Up with the larks this morning, I met owner and fifth generation Master Baker James Freeman at 5am to observe him and his team hard at work before the shop opened at 7.15 and orders went out to local markets and other customers. Six members of staff were on production making bread, cakes, savouries, sandwiches and filled rolls, having started work at 3am. Early mornings are the norm here. In order to satisfy weekend trade, on Fridays they are in earlier at 2am and there’s also an evening shift at 11pm. During the first half of the week it’s a little more quiet and they start at 4am. Shifts last eight hours, so they’re generally finished by lunchtime.
From looking at the shop on the High Street, you’d never guess that the building extends so far back along neighbouring Union Street. Its long, thin shape makes it a challenge to navigate, especially with the long tools used for reaching the back of the ovens and the amount of fetching and carrying required. However, although it’s incredibly hard work physically, not everything is done by hand. The dough is mechanically kneaded and there are ingenious machines for weighing, cutting and even shaping the dough. James explained how the machine used for the rolls and buns was originally purchased by his father to reduce the workload at certain times of year. In the past particular seasonal bakes were done on specific days, for example, Maundy Thursday was when hot cross buns were made so they were ready for Good Friday. It’s so different now.

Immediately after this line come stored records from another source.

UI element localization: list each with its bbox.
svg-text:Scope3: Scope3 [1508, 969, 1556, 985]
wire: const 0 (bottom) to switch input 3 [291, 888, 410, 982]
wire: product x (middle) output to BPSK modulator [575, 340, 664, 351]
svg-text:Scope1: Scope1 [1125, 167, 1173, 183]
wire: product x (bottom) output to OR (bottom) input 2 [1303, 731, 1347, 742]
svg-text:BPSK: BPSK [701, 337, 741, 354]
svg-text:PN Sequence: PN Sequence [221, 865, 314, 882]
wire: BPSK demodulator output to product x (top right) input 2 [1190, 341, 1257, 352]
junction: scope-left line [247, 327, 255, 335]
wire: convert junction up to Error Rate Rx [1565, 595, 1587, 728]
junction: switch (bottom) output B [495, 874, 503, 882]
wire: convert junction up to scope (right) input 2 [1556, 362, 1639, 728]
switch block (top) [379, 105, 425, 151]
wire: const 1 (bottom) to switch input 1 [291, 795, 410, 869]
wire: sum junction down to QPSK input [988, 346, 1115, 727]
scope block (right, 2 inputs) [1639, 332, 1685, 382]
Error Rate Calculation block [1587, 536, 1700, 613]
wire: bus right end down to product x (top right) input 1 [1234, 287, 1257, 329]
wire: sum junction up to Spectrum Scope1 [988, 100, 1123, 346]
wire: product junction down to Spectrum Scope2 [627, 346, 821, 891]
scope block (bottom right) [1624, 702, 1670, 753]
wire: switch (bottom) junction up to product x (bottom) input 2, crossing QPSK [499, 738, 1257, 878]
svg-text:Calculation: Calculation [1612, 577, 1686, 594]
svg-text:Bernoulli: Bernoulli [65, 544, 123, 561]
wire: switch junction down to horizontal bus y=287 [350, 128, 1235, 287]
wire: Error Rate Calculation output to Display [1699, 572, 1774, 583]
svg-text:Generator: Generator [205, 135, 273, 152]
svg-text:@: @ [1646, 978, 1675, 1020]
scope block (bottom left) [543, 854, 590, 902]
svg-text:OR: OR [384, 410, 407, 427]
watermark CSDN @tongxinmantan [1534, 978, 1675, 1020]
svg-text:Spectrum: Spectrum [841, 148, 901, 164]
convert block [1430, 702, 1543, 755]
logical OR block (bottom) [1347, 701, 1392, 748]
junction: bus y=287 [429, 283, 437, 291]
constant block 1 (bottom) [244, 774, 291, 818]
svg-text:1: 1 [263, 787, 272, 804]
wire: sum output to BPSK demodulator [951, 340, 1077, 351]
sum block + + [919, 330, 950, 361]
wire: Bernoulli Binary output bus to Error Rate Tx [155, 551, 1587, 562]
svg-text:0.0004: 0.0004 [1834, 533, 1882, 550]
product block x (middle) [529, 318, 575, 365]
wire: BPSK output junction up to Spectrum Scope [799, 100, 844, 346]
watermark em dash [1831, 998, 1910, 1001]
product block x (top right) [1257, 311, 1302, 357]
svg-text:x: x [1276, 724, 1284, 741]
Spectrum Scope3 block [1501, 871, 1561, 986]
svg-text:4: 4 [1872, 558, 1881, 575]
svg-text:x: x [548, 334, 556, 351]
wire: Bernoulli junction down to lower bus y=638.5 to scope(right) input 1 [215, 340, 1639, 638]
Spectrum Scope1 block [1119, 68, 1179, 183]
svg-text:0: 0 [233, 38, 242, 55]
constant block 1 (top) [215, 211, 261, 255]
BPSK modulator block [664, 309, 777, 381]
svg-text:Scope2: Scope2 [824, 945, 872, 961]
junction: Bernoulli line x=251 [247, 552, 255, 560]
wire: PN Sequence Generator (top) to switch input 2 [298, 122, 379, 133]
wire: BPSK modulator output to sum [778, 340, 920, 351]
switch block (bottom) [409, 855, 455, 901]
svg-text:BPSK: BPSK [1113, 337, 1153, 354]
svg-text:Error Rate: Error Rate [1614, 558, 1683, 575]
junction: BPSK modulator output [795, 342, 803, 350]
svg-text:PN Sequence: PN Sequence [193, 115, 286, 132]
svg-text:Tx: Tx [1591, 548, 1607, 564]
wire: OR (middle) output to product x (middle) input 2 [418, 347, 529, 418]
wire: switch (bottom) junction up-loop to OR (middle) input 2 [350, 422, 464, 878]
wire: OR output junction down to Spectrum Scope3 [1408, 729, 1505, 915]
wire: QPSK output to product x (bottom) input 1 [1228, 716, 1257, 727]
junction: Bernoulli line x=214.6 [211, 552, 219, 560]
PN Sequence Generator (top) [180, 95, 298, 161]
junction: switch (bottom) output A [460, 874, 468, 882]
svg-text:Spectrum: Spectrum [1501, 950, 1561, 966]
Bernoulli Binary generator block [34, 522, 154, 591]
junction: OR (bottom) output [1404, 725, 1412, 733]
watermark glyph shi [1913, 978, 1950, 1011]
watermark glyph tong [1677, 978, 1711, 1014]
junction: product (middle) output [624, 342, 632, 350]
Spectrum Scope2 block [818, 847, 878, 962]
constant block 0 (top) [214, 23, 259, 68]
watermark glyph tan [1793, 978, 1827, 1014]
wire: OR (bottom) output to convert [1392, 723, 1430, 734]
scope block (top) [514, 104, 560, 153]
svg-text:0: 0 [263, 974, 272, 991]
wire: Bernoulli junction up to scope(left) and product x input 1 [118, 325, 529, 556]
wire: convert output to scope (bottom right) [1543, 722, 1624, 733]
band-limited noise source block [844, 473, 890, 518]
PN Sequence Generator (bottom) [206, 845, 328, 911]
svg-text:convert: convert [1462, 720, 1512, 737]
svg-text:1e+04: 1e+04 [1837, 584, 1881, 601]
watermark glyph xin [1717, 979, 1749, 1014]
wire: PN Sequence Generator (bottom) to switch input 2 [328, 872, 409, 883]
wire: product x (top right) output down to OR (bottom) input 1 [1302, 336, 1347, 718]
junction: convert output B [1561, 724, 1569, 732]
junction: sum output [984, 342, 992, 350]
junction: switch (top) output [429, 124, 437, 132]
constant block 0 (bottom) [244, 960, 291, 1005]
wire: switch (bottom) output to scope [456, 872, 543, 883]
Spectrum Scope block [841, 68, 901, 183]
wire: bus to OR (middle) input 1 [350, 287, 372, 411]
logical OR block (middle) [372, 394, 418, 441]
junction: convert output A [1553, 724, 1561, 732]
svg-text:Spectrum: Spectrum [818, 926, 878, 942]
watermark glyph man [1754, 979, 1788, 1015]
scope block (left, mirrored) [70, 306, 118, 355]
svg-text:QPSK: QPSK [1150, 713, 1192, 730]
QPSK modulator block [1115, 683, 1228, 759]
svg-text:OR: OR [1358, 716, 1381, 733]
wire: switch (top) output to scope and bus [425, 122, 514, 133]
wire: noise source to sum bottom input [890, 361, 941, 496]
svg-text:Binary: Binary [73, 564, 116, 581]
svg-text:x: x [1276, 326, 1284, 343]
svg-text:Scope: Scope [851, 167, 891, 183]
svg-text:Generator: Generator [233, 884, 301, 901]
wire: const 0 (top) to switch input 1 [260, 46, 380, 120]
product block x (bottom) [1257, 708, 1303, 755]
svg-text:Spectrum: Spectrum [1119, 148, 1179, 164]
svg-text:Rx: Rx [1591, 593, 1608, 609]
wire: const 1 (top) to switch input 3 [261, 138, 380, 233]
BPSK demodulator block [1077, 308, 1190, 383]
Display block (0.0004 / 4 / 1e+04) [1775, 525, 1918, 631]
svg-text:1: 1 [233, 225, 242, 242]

This morning I was able to witness the team preparing a large range of loaves and rolls using traditional overnight fermented dough including the bakery’s much lauded London Bloomer. It was also interesting seeing pastries being prepared such as pains au chocolat and croissants, and I got to see how doughnuts are filled with jam (from Tiptree in Essex – one of many local ingredients used, most notably flour from Wright’s in Ponders End). The photographs show various stages of this process from kneading, dividing and shaping the dough to proving and baking. The unusual 30-year old Swiss-made bread oven is set to 230°C and has four decks each with stone top and base, allowing it to retain the heat (the only other in the country is at Sally Clarke’s in Kensington). Each deck can accommodate 60 sandwich tins or 30 bloomers and the crumbs are hoovered out after each bake. This replaced a traditional brick-built oven and alongside it is the proving cabinet which is kept at 30°C. The separate cake oven has a more variable temperature as it just has a stone base, so loses heat more quickly. As a keen home baker with many home-baked loaves under my belt (literally), it was a fascinating few hours.
The pictures also feature supervising baker Kevin Hancy, Vaidas Vitkunas (ovens), Lucy Dostolova (doughs), Tony Miller (doughnuts), Lee Pickering (driver), Shanthi Sivabalan and Vanya Bozkhova (sandwiches) and Genevieve Duah and Ellie Mongini in the shop. I am most grateful to them and James Freeman for their time and allowing me to hover around with the camera. It was a treat to observe such a skilled, almost choreographic display of an ancient craft in the 21st century.